11/19/2013 by: The SunView Team

Help Desk

The IT help desk can become the nerve center of an IT department. An effective help desk with a solid incident management platform can give businesses the flexibility, transparency and self-service functionality that businesses need. As a result, the disparity between a quality help desk and a homegrown solution is so great that companies set themselves up for struggles if they do not consider all of their options.

Understanding the problem of homegrown help desks
Many companies start their IT journey with a small technology setup and just a few individuals on the IT team. As a result, they often establish their help desk system as part of an email client. Employees experiencing an incident email the help desk members, they file the email as a ticket of sorts and solve the issue. Some incidents require multiple steps, a change or are a bigger problem. These emails must somehow be stored in such a way to show it as an active ticket and be separated from new incoming incidents.

For a small IT department, this homegrown help desk may initially get the job done. However, all businesses are becoming more dependent on technology and finding they need to collaborate between technology workers, business managers and other company leaders to handle incidents, problems and other help desk-related issues effectively.When hitting this wall, some companies will consider turning to SharePoint or some other corporate collaboration solution to get the job done. While these technologies can enable communication across departmental boundaries and between distinct work teams, they also come with plenty of operational overhead and limitations.

SharePoint and similar technological tools are designed to move projects between users and enable workflows to flow smoothly in situations where tangible progress is common. In the IT department, many of the tasks that must be completed require much more oversight than is provided by such a model. The issue here is not flaws in SharePoint or other collaboration technologies - they do what they are designed to accomplish - the problem is that these solutions are not built to provide the kind of functionality that a maturing help desk really needs to get the job done.

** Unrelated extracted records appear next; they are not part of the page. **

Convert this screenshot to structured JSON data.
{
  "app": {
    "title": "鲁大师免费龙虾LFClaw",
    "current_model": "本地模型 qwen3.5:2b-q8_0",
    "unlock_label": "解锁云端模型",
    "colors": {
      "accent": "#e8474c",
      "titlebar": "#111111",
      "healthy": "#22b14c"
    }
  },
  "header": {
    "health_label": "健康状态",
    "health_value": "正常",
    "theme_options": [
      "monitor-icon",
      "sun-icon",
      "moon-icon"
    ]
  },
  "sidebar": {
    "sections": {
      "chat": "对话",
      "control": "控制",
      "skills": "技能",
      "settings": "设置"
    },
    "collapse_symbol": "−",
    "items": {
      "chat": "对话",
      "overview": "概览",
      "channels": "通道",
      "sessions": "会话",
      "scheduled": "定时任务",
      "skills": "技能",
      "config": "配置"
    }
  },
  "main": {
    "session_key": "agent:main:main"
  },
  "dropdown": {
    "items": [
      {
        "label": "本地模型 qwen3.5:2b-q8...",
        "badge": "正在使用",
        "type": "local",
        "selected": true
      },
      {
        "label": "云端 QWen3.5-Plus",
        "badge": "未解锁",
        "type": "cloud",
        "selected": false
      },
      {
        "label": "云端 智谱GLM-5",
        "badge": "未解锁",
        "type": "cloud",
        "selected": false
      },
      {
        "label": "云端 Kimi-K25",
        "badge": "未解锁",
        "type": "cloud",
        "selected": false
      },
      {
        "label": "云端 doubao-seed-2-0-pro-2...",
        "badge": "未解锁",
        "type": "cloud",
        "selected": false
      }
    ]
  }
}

This is where moving beyond a homegrown solution to a more advanced help desk can really pay dividends. There are three key benefits that are unlocked by a robust help desk:

1. Visibility
A homegrown help desk can make it extremely difficult to track progress on tickets, see which steps of a change have been completed, identify whether incidents have been handled and monitor processes in the help desk. A formal, sophisticated help desk solution offers the visibility into day-to-day operations to measure and record these data points, allowing an organization to improve efficiency by understanding what is working well and what needs to be improved.

2. Automation
Many incidents, like a password reset problem, can be resolved automatically without taking time away from help desk workers. At the same time, an automation platform can also be used to prioritize tickets, saving workers from opening every ticket that comes across the desk, attaching a priority to it and moving on to solve the most important issues. These functions help unlock business value in a variety of ways, creating a considerable return on investment from the help desk.

3. Self service
Many basic technology problems can be resolved by users. This is especially true as more people are becoming confident in using more technology in their personal lives. Help desks that can create self-service portals reduce the workload facing IT workers by enabling employees to resolve their own issues quickly or get the information they need to submit a more precise ticket.

While homegrown help desks may make sense on a conceptual level, the operational results of such a solution are usually such that a formalized help desk, or IT service desk, is a much better option.